Donnie Villanova noticed Amanda Soler on the floor of Hyde Park Cafe, where he managed the VIP section. She was tall, with cascading brown hair and twinkling eyes, and she moved like nothing he'd seen before.
He had a flashlight in his hands. He flipped it on and shined it on Amanda. She noticed him and smiled.
Amanda went to college in Miami, but she was home for a couple of weeks and went back to Hyde Park Cafe several times. Donnie flipped the light on her again and again. On the third visit, he got up the courage to talk to her.
"I love watching you dance," he said.
They exchanged phone numbers and talked on the phone for three hours after they got home at 3 a.m. They learned about each other's heritage, hers Cuban and his Italian. They talked about their families, how they both came from divorce, how they adored their mothers and credited them with everything. Amanda's mother, Marilyn McPhail, was a mainstay on the Tampa social scene who threw over-the-top parties for her daughter every year.

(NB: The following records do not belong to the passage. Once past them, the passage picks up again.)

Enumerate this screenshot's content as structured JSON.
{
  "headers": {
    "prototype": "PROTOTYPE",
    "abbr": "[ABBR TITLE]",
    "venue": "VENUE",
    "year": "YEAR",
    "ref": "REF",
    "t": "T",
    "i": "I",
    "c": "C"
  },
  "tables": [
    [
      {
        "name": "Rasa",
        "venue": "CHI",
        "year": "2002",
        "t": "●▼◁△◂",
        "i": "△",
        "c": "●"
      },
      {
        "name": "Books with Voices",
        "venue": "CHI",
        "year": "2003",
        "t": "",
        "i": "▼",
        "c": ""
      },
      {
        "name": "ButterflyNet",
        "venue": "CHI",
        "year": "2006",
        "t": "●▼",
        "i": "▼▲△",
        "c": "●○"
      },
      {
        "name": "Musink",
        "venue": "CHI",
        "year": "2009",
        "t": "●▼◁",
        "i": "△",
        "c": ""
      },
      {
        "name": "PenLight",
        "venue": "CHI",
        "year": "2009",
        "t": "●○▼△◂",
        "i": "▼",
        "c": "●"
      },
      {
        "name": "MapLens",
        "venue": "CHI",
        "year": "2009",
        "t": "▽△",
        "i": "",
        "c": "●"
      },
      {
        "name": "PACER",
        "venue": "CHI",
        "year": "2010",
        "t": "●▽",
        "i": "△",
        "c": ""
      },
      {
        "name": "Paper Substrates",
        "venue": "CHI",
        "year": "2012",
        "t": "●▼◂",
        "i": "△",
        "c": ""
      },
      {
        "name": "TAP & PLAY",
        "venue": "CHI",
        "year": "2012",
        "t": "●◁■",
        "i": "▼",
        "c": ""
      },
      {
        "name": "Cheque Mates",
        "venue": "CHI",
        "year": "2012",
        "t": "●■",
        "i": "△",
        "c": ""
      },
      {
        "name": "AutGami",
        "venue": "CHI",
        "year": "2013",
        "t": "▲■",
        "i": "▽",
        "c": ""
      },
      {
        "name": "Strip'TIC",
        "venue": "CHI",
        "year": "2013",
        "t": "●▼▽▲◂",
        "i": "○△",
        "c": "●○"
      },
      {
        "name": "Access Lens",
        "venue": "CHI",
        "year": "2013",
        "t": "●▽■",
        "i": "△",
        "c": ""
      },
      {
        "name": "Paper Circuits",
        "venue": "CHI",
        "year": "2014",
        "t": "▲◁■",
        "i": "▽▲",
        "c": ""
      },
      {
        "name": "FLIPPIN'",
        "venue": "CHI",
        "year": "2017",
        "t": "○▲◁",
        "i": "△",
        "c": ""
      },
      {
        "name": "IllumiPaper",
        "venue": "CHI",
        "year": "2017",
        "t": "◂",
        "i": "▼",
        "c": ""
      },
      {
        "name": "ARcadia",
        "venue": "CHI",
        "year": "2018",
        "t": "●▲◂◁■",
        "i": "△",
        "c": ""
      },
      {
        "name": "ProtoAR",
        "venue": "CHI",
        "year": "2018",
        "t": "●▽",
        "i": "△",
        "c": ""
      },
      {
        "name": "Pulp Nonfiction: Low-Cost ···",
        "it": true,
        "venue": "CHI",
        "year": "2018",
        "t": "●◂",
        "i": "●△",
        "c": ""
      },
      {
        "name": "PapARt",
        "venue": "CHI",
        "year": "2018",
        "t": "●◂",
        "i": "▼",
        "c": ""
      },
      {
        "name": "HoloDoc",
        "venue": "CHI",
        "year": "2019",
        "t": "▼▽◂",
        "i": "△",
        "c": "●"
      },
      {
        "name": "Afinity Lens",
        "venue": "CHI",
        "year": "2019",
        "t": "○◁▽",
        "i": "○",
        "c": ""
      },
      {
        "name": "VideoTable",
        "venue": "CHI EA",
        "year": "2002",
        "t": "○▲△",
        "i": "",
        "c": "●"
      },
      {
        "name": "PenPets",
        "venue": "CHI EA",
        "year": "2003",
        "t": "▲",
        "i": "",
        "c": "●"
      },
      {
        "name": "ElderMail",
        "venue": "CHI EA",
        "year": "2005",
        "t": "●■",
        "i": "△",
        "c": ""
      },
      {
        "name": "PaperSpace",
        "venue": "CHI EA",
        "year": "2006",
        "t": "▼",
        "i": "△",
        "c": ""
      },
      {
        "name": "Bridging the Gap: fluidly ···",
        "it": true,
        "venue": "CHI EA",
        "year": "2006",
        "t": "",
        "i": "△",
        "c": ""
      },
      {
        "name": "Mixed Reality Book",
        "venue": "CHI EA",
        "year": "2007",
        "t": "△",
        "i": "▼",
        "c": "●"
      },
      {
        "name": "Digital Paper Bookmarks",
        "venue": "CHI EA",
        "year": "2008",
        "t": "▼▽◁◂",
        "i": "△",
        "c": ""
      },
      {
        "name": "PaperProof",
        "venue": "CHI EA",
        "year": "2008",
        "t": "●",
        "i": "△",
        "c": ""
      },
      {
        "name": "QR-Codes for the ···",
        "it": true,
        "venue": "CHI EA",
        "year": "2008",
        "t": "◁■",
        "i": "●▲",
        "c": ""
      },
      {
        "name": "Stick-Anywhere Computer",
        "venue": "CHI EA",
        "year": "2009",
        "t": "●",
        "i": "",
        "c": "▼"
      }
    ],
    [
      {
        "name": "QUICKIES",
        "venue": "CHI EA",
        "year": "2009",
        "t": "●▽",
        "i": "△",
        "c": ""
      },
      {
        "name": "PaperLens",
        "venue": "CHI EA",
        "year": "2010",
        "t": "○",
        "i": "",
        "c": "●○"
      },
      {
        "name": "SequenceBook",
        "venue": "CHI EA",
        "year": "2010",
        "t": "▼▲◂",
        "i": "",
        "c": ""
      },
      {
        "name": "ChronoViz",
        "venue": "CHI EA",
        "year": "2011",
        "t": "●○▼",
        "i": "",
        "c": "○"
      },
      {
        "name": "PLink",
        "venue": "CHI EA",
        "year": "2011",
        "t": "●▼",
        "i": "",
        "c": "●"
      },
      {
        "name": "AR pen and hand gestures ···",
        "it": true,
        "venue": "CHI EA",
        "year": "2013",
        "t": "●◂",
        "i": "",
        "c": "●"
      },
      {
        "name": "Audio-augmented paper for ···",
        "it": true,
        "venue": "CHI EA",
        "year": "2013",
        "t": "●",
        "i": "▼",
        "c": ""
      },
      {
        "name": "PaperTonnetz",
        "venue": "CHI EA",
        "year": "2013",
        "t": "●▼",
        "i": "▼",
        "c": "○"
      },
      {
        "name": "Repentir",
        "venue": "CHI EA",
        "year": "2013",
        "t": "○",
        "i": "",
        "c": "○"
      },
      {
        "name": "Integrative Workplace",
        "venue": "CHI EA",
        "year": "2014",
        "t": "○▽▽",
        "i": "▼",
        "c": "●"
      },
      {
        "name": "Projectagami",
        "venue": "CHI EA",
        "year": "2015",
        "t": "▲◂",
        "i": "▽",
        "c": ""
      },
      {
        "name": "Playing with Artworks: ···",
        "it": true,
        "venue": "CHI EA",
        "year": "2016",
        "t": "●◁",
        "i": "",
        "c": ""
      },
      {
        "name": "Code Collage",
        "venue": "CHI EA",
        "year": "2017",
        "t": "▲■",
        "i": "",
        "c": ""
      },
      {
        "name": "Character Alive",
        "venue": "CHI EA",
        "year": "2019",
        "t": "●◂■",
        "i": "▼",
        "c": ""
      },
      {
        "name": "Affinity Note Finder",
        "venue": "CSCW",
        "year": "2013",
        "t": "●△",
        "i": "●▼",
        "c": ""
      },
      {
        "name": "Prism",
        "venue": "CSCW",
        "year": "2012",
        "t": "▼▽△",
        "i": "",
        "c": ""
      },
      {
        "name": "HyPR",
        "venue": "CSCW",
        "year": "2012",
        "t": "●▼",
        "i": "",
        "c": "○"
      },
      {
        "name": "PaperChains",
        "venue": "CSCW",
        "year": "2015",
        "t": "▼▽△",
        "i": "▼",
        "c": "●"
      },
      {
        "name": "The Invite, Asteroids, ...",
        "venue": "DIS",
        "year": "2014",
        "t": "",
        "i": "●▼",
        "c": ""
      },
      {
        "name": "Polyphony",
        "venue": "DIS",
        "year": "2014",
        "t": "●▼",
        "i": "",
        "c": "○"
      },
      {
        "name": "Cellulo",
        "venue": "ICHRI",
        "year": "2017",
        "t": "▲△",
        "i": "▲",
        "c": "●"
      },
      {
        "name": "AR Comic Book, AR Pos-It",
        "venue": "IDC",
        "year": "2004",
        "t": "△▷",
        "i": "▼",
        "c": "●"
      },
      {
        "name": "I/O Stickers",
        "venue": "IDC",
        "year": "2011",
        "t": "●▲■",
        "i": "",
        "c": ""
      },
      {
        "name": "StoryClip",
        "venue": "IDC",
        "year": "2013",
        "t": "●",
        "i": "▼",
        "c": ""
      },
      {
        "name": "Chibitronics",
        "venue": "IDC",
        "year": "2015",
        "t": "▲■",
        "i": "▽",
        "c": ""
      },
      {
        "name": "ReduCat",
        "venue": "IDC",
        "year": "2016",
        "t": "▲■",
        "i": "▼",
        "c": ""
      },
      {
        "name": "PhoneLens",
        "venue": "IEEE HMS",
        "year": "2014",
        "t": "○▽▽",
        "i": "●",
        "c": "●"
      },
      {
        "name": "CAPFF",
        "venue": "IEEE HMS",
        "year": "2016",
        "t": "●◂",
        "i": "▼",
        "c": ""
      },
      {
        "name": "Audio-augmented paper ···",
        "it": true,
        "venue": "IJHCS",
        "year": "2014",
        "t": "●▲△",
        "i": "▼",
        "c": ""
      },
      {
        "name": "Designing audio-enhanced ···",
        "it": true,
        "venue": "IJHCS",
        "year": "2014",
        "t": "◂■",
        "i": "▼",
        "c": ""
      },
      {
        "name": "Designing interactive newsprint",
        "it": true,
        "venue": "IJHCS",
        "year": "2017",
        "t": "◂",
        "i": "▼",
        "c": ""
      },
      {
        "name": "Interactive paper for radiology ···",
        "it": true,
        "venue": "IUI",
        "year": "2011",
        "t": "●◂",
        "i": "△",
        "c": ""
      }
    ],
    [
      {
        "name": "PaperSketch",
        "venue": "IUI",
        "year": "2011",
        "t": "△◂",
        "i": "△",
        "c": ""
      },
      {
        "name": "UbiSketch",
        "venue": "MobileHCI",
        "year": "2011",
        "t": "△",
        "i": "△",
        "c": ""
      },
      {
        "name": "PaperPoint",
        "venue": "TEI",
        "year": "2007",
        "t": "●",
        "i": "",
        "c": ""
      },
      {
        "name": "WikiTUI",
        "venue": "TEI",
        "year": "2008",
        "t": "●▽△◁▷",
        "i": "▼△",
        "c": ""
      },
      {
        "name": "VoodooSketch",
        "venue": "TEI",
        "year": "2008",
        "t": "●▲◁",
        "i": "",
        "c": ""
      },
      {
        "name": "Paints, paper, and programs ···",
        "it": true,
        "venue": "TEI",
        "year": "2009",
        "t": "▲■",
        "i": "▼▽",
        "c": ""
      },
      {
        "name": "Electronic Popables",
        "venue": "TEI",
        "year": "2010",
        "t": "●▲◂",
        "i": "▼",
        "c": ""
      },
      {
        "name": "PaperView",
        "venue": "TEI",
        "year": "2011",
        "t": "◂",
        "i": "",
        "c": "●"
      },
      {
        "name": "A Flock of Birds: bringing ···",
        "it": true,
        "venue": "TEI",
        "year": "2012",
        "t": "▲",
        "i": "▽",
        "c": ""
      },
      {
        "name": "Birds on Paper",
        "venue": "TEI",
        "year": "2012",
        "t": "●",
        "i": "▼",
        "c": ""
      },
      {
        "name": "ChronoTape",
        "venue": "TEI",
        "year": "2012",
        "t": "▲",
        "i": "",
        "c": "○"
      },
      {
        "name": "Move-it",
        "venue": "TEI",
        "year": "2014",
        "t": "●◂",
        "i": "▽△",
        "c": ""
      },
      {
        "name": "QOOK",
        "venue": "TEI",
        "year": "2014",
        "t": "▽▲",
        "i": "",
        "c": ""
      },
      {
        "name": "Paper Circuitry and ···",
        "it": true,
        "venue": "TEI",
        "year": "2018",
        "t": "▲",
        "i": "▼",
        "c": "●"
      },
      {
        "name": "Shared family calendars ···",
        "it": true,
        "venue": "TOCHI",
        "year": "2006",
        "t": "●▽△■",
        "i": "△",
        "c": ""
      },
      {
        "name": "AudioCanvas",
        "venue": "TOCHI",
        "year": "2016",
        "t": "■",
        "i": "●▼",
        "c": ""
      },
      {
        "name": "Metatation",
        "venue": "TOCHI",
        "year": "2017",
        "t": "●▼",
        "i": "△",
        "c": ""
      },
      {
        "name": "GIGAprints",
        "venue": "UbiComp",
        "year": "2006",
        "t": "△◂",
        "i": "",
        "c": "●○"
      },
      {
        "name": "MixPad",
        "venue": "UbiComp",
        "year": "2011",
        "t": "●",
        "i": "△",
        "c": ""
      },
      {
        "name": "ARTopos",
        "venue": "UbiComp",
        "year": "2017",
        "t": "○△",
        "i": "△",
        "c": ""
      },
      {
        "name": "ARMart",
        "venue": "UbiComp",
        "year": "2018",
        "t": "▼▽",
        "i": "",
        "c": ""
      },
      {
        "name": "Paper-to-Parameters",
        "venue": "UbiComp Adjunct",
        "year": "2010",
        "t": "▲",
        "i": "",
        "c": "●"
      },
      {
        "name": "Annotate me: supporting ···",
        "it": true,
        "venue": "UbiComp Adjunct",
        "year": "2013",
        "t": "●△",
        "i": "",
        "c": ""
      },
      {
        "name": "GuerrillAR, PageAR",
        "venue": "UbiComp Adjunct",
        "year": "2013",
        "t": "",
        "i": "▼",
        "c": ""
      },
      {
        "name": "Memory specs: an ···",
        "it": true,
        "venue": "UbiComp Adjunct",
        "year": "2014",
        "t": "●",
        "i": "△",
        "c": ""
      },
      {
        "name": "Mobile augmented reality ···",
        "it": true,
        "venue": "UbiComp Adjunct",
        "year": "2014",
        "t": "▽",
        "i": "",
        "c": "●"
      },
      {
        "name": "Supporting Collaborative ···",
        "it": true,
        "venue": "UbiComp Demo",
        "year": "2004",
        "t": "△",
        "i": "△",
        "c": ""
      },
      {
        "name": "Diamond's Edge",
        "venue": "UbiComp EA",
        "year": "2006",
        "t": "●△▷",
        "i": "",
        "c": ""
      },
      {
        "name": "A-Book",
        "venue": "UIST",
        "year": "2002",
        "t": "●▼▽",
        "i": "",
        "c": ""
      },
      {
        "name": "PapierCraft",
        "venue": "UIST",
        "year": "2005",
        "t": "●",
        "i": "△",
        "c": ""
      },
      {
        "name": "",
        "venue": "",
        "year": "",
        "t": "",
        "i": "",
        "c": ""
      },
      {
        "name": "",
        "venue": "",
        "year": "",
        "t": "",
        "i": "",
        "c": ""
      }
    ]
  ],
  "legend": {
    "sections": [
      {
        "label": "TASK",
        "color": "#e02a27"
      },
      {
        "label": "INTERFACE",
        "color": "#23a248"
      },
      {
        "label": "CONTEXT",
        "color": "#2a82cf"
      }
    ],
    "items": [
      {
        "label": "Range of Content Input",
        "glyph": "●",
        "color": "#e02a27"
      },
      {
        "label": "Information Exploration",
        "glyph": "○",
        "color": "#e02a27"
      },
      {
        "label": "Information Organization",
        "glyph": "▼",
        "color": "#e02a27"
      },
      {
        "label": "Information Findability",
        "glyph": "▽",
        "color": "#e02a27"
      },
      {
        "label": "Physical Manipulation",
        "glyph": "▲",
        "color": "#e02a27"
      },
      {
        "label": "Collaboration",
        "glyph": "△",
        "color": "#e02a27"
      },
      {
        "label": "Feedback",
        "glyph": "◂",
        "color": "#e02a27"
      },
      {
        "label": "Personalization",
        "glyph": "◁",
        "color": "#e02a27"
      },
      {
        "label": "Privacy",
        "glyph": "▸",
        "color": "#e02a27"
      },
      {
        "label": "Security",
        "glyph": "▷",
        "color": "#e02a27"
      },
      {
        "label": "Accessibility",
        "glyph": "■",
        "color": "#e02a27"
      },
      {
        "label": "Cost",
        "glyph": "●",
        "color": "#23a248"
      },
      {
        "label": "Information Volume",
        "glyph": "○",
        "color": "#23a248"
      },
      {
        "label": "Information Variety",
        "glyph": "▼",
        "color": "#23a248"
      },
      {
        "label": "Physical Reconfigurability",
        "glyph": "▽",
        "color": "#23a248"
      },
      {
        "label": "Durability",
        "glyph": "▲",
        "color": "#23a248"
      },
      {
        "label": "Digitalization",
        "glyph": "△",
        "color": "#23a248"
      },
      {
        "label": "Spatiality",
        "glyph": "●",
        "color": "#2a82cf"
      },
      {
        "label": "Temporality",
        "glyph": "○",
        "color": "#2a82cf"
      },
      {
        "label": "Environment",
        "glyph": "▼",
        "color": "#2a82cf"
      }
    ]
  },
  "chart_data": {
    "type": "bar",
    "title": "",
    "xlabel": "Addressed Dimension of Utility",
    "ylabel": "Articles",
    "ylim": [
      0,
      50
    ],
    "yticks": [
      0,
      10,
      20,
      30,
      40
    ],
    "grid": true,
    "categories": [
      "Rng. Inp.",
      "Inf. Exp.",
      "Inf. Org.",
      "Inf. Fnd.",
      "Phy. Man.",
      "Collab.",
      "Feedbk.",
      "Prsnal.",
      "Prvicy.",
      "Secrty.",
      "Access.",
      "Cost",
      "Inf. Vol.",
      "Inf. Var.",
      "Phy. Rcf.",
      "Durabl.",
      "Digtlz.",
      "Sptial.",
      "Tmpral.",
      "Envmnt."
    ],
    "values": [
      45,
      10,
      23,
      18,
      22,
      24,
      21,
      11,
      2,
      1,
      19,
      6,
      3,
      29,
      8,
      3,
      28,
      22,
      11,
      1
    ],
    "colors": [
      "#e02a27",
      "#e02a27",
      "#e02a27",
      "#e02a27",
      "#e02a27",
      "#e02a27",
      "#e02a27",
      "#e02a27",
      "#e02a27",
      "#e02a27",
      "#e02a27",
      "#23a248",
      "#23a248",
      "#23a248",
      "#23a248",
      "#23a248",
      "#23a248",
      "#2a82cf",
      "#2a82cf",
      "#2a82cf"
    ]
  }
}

Amanda went back to school. She texted Donnie first.
Peek-a-boo.
She came back to Tampa for the Gasparilla parade, and Donnie mentioned he'd be there and maybe they could meet up. But that day, Amanda's cell phone died. She wanted to find Donnie, but she had no charger. She didn't know his number by heart. How would she possibly see him?
In a crowd of thousands, with beads up to their necks, Amanda and Donnie spotted each other. Donnie was at a party at a house on Bayshore Boulevard. Amanda ran to him, and he scooped her up in his arms and carried her over the fence.
They dated long-distance. They had everything in common. They expected the most from each other. They were both Virgos, both had tempers, both had the same mannerisms.
He came to Miami to watch her perform with her college dance team, blowing her kisses from the stands at games. One day, when Amanda was in town watching a movie with Donnie, he said, "I want you only to be mine." Amanda moved back to Tampa and finished her degree at the University of South Florida.
In 2009, he proposed in the Dominican Republic at a private table on the beach, with Amanda's whole family eating dinner in eyeshot. He brought out the ring in a diamond-crusted Faberge egg that belonged to Amanda's mother.
"Eleven-11-11," he said. They would get married on a lucky day.
Two years later, at the T. Pepin Hospitality Centre in Tampa, surrounded by 300 people at a lavish affair, Donnie, 30, and Amanda, 24, danced together as husband and wife, under a spotlight, with lights beaming up from the floor.